The uphill stretch was a long one, humble, worrisome, yet somehow rollicking. The Third Avenue flat, with the rent money never once on time in ten years, gave way to a Chicago house, with an equally oppressive mortgage. And when in their trouping through that territory they would grow so harumscarum that there was real danger of a fine by the management, she would have to subdue them by a magic word whispered piercingly from the wings. The word was “Greenbaum.” You see, Mr. Greenbaum held the mortgage aforesaid.

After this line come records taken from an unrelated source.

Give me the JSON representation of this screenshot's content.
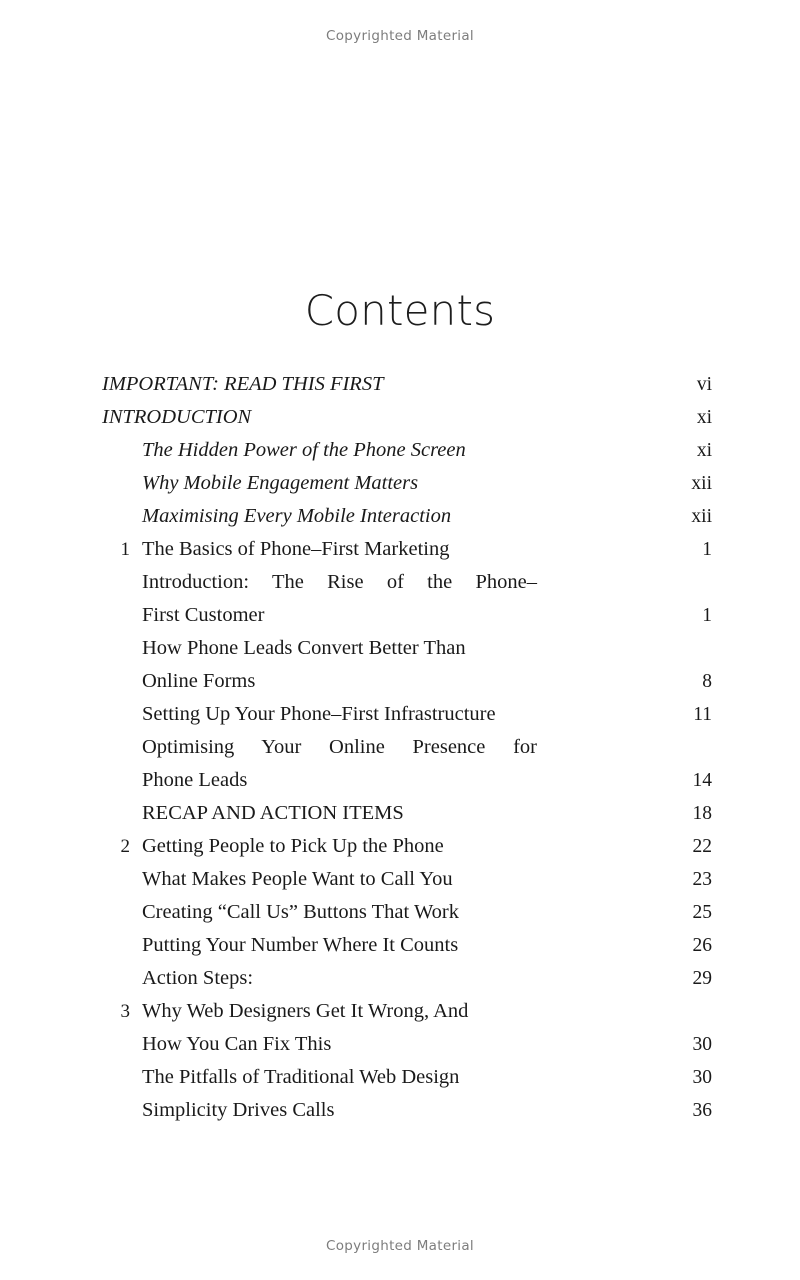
{
  "running_head": "Copyrighted Material",
  "running_foot": "Copyrighted Material",
  "title": "Contents",
  "toc": {
    "entries": [
      {
        "num": "",
        "text": "IMPORTANT: READ THIS FIRST",
        "page": "vi",
        "level": "front",
        "style": "italic"
      },
      {
        "num": "",
        "text": "INTRODUCTION",
        "page": "xi",
        "level": "front",
        "style": "italic"
      },
      {
        "num": "",
        "text": "The Hidden Power of the Phone Screen",
        "page": "xi",
        "level": "sub",
        "style": "italic"
      },
      {
        "num": "",
        "text": "Why Mobile Engagement Matters",
        "page": "xii",
        "level": "sub",
        "style": "italic"
      },
      {
        "num": "",
        "text": "Maximising Every Mobile Interaction",
        "page": "xii",
        "level": "sub",
        "style": "italic"
      },
      {
        "num": "1",
        "text": "The Basics of Phone–First Marketing",
        "page": "1",
        "level": "chap",
        "style": "roman"
      },
      {
        "num": "",
        "text": "Introduction:  The Rise of the Phone–",
        "page": "",
        "level": "chap",
        "style": "roman",
        "justify": true
      },
      {
        "num": "",
        "text": "First Customer",
        "page": "1",
        "level": "chap",
        "style": "roman"
      },
      {
        "num": "",
        "text": "How Phone Leads Convert Better Than",
        "page": "",
        "level": "chap",
        "style": "roman"
      },
      {
        "num": "",
        "text": "Online Forms",
        "page": "8",
        "level": "chap",
        "style": "roman"
      },
      {
        "num": "",
        "text": "Setting Up Your Phone–First Infrastructure",
        "page": "11",
        "level": "chap",
        "style": "roman"
      },
      {
        "num": "",
        "text": "Optimising Your Online Presence for",
        "page": "",
        "level": "chap",
        "style": "roman",
        "justify": true
      },
      {
        "num": "",
        "text": "Phone Leads",
        "page": "14",
        "level": "chap",
        "style": "roman"
      },
      {
        "num": "",
        "text": "RECAP AND ACTION ITEMS",
        "page": "18",
        "level": "chap",
        "style": "roman"
      },
      {
        "num": "2",
        "text": "Getting People to Pick Up the Phone",
        "page": "22",
        "level": "chap",
        "style": "roman"
      },
      {
        "num": "",
        "text": "What Makes People Want to Call You",
        "page": "23",
        "level": "chap",
        "style": "roman"
      },
      {
        "num": "",
        "text": "Creating “Call Us” Buttons That Work",
        "page": "25",
        "level": "chap",
        "style": "roman"
      },
      {
        "num": "",
        "text": "Putting Your Number Where It Counts",
        "page": "26",
        "level": "chap",
        "style": "roman"
      },
      {
        "num": "",
        "text": "Action Steps:",
        "page": "29",
        "level": "chap",
        "style": "roman"
      },
      {
        "num": "3",
        "text": "Why Web Designers Get It Wrong, And",
        "page": "",
        "level": "chap",
        "style": "roman"
      },
      {
        "num": "",
        "text": "How You Can Fix This",
        "page": "30",
        "level": "chap",
        "style": "roman"
      },
      {
        "num": "",
        "text": "The Pitfalls of Traditional Web Design",
        "page": "30",
        "level": "chap",
        "style": "roman"
      },
      {
        "num": "",
        "text": "Simplicity Drives Calls",
        "page": "36",
        "level": "chap",
        "style": "roman"
      }
    ]
  }
}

It was eighteen years after her first homespun efforts as an impresario that her great night came. That was when, for the first time, the words “Marx Brothers” were written in lamps over the door of a Broadway theater. For the première of I’ll Say She Is, she felt entitled to a new gown, with which she proposed to sweep to her seat in the proscenium box. But while she was standing on a chair to have it fitted, the incompetent chair gave way, and she broke her ankle. So she couldn’t exactly sweep to her seat on the first night. They had to carry her. But she got there.

Her trouble was that her boys had got there too. They had arrived. Thereafter, I think she took less interest in their professional lives. When someone paid them a king’s ransom to make their first talkie, she only yawned. What she sighed for was the zest of beginnings. Why, I hear that last year she was caught hauling her embarrassed chauffeur off to a dancing-school, with the idea of putting him on the stage. In her boredom she took to poker, her game being marked by so incurable a weakness for inside straights that, as often as not, her rings were missing and her bureau drawer littered with sheepish pawntickets. On the night Animal Crackers opened she was so absorbed that she almost forgot to go at all. But at the last moment she sent her husband for her best wig, dispatched her chauffeur to fetch her new teeth, and, assembling herself on the way downtown, reached the theater in time to greet the audience. Pretty as a picture she was, as she met us in the aisle. “We have a big success,” she said.

Minnie Marx was a wise, tolerant, generous, gallant matriarch. In the passing of such a one, a woman full of years, with her work done, and children and grandchildren to hug her memory all their days, you have no more of a sense of death than you have when the Hudson—sunlit, steady, all-conquering—leaves you behind on the shore on its way to the fathomless sea.

She died during rehearsals, in the one week of the year when all her boys would be around her—back from their summer roamings, that is, but not yet gone forth on tour. Had she foreseen this—I’m not sure she didn’t—she would have chuckled, and, combining a sly wink with her beautiful smile, she would have said, “How’s that for perfect timing?”